Each independent director holds no interest and relationship with the Corporation that may hinder his or her independence from the Corporation or management or interfere with his or her exercise of independent judgment in carrying out the responsibilities of a director. Independent directors submit to the Corporate Secretary a letter of confirmation stating that he or she holds no interests affiliated with the Corporation,management or controlling shareholder at the time of his or her election or re-election as a director. Moreover, for purposes of compliance with the legal requirement on independent directors,

(a) Officers, executives and employees of the Corporation may be elected as directors but cannot and shall not be characterized as independent directors;

(b) If a director elected or appointed as an independent director subsequently becomes an officer or employee of the Corporation, the Corporation shall forthwith cease to consider him or her as an independent director;

(c) If the beneficial security ownership of an independent director in the Corporation or in its related companies exceeds two (2) percent, the Corporation shall forthwith cease to consider him or her as an independent director until the beneficial security ownership of the director is reduced to two (2) percent or lower; and

(d) Independent directors are not entitled to receive options, performance shares and bonuses except pursuant to a resolution approved by stockholders owning at least a majority of outstanding capital stock.
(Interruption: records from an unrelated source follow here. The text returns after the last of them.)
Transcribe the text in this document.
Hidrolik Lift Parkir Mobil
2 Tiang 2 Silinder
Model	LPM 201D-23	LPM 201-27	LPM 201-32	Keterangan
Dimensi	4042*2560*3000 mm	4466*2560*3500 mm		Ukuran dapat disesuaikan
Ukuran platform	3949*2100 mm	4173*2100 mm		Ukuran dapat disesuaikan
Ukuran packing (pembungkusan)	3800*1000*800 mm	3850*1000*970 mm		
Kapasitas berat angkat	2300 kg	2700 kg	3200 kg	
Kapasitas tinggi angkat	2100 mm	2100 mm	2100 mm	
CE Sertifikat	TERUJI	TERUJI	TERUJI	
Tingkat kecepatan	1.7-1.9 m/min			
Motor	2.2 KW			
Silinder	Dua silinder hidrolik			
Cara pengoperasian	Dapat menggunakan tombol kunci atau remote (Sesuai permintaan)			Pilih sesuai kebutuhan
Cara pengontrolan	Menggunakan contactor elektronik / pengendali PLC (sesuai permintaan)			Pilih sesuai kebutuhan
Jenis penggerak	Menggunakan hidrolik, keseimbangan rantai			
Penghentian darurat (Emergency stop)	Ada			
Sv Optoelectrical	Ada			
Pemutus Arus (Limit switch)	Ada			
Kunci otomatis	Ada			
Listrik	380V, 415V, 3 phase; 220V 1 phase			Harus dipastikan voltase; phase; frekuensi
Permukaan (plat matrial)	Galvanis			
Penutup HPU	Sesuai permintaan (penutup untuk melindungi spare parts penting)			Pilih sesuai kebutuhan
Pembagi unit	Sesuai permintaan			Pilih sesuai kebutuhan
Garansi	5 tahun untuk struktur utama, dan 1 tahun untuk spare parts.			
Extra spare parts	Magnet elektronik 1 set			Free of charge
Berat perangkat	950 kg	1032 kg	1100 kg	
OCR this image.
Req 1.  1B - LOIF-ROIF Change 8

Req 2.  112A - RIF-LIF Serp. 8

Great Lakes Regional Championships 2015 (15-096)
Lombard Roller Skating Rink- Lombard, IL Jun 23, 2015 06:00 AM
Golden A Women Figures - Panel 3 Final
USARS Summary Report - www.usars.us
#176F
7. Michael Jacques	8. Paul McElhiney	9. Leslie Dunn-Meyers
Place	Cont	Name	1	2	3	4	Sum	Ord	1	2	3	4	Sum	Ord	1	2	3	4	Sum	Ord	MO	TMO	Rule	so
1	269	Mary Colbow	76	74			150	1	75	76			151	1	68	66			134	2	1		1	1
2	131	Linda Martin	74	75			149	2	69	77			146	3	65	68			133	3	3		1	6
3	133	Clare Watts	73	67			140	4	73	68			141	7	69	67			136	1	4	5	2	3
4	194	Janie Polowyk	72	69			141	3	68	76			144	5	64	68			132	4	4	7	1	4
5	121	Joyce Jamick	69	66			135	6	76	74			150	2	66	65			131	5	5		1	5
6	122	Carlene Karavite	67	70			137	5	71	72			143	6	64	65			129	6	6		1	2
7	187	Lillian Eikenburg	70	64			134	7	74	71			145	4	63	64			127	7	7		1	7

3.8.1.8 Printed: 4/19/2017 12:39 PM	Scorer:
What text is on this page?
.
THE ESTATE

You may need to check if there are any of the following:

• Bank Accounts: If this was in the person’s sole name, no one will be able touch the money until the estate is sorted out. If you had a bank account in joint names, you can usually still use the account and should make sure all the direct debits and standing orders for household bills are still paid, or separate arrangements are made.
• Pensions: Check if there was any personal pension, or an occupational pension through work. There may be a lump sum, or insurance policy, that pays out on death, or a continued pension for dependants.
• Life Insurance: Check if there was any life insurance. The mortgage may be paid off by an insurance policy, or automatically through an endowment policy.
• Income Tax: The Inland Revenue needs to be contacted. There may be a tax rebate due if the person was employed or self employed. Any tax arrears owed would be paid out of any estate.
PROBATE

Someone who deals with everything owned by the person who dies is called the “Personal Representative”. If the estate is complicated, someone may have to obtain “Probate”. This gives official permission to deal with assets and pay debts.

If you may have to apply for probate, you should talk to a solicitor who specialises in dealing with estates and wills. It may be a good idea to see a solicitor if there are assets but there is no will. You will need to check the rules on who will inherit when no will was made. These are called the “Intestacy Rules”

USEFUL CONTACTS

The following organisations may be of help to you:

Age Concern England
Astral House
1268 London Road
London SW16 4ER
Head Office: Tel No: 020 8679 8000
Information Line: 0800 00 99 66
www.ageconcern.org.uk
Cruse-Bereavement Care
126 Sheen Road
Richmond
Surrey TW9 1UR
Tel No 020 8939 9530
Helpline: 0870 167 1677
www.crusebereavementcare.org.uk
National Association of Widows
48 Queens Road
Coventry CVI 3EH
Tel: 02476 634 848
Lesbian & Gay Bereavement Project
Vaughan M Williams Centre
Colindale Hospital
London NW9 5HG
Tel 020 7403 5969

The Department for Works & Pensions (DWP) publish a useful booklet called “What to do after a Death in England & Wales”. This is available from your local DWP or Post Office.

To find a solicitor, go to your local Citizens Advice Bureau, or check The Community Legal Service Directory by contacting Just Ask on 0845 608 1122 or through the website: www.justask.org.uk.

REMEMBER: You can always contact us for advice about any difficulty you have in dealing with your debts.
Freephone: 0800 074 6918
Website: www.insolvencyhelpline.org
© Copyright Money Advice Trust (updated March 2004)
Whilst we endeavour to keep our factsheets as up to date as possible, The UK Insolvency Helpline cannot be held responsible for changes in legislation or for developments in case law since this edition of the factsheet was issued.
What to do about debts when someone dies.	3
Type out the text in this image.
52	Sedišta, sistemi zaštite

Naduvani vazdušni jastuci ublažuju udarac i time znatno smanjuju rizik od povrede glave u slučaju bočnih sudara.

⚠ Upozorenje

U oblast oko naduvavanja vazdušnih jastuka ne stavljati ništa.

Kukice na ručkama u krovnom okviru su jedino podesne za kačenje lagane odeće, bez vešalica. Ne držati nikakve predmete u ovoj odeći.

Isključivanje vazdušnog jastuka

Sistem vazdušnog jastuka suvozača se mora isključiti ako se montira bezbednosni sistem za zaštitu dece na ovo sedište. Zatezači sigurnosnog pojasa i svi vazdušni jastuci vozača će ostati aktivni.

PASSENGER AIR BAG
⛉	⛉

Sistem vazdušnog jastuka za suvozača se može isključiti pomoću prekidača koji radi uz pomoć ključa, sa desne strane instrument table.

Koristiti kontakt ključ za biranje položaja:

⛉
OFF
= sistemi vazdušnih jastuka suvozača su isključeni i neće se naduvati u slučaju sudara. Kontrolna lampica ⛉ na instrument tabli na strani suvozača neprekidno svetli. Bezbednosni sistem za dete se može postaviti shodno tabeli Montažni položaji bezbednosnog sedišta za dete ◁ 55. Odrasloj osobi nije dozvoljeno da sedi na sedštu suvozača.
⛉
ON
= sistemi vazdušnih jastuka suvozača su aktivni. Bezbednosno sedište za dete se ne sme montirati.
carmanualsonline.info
The Corporation shall, as appropriate, provide each independent director with technical support staff to assist him or her in performing his duties.

An independent director may, when necessary, also request and receive support from executives, employees or outside professionals such as auditors, advisers and counsel to perform his or her duties. The Corporation shall cover the reasonable expenses in providing such support. As a company listed in the PSE, Ayala Land exceeds the regulatory requirement of having at least two independent directors on the Board. Ayala Land has three independent directors equivalent to thirty three (33) percent of the nine-man board.

Policy on Multiple Board Seats

The Corporation shall ensure that adequate time and attention is given to the fulfillment of each directors’ duties. Independent directors shall hold no more than five (5) board seats in any group of publicly-listed companies and executive directors shall hold no more than two (2) board seats in listed companies outside the Corporation’s group.